Why you need cast iron skillets

My well-loved cast iron skillet.

My well-loved cast iron skillet.

Why would I take time out of my day to write about cast iron skillets? Because they're awesome on so many levels. In an age of disposable everything, cast iron skillets are evergreen.

All of my cast iron skillets are made by Lodge Cast Iron. I'm a fan. No they didn't pay me to say that. Regardless of the fact that I take care of my skillets with the same attention as I would use to take care of baby birds, these cast iron skillets are perfect from the get-go. They're pre-seasoned so you don't have to worry about building that all-important nonstick surface yourself. They also stand up to the test of time. How many products in your house were built to last generations? Exactly. Not very many. Heck, if your house burns down, these skillets will probably still be salvageable!

Two cast iron skillets part of a growing collection.

Two cast iron skillets part of a growing collection.

Cooking with cast iron is where it gets fun. Heat, even intense heat, is evenly distributed, making every part of the skillet equally effective.
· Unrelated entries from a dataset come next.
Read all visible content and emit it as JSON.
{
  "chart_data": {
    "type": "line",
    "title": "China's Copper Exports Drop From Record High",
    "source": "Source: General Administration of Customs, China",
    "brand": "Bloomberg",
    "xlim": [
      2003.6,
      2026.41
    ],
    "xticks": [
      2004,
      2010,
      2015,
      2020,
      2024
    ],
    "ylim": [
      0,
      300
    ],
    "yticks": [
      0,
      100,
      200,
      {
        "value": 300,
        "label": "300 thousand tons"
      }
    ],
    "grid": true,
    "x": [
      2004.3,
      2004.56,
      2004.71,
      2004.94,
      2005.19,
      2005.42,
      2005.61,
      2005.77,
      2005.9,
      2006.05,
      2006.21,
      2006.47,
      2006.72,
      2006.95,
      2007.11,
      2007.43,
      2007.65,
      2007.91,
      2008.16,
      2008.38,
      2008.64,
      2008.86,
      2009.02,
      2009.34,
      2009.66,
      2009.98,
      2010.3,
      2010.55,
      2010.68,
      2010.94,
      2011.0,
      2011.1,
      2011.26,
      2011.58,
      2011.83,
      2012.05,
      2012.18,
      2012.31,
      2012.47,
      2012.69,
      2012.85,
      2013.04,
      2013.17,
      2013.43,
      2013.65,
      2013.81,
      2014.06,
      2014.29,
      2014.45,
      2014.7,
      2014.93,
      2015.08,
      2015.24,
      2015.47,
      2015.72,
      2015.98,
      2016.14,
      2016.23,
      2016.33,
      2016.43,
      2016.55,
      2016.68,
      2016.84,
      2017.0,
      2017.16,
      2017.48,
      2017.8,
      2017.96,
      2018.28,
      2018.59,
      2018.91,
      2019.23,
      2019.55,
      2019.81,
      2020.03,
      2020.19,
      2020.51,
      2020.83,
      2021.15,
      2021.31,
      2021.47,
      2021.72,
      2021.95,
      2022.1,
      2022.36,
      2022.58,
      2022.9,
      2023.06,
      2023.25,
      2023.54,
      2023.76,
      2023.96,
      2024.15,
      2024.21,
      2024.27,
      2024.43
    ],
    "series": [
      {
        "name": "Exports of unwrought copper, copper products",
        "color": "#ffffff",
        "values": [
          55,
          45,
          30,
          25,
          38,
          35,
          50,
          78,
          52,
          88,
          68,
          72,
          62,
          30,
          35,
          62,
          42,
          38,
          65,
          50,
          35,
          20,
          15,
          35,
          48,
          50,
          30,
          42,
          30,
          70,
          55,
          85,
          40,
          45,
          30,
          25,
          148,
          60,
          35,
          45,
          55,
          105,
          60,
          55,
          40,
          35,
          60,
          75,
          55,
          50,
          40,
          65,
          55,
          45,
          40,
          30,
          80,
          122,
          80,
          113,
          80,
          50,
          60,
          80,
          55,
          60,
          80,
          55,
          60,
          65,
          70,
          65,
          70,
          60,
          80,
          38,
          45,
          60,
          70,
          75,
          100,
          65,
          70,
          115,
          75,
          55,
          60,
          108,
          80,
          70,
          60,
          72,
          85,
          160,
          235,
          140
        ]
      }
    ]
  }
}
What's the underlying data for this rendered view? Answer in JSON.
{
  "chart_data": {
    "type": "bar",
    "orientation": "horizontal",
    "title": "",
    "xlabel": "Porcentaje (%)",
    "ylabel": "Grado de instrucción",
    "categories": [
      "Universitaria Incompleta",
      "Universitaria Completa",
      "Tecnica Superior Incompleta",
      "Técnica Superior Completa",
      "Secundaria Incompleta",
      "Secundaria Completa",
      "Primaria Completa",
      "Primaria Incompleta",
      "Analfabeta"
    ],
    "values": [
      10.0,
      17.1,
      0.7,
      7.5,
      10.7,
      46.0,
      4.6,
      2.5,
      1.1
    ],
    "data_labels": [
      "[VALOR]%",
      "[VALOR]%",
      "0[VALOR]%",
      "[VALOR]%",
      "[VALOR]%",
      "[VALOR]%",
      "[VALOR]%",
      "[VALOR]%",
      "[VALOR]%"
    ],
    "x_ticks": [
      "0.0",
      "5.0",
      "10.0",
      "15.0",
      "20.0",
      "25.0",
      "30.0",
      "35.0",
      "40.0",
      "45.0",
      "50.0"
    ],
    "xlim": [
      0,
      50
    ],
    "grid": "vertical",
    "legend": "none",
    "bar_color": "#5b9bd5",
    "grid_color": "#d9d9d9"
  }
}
Food, in particular meat, forms a nice crust by attaching just enough to the bottom of the skillet. If you want a dark, brown sear on something, use cast iron. It's a necessary tool when cooking from these books which all have to do with the theme of fire and food (I own all of these...I'm a bit obsessed) : Seven FiresMallmann on Fire, Around The Fire and Cooking With Fire.

But Pat, you say, I'm intimidated by the work needed to take care of these things. Aren't they super finicky? Yes and no. I know there are a million ressources to answer this question. See Mr. Lopez-Alt's take on the question and the first episode of the first season of the indispensable Good Eats. But here's what I do :

1. As soon as stuff comes out of the pan, add water. It will sputter everywhere but don't worry about that ;

2. With a wooden spoon, scrape off everything that got stuck to the bottom of the skillet ;

3. Empty the water and clean as you would anything else. Yes. I use soap and water ;

4. Return skillet to the stovetop and heat until it's screamingly hot. Add a tablespoon or so of peanut oil and rub all over the inside of the skillet.

I used to skip steps 3 and 4. I'd just wipe off any food bits with a paper towel and stuff the skillet in the drawer. I'd sometimes use kosher salt and a paper towel to grind off stubborn bits. But the method mentioned above works great for me with the last step assuring a well-maintained surface. Plus, my skillets are actually clean.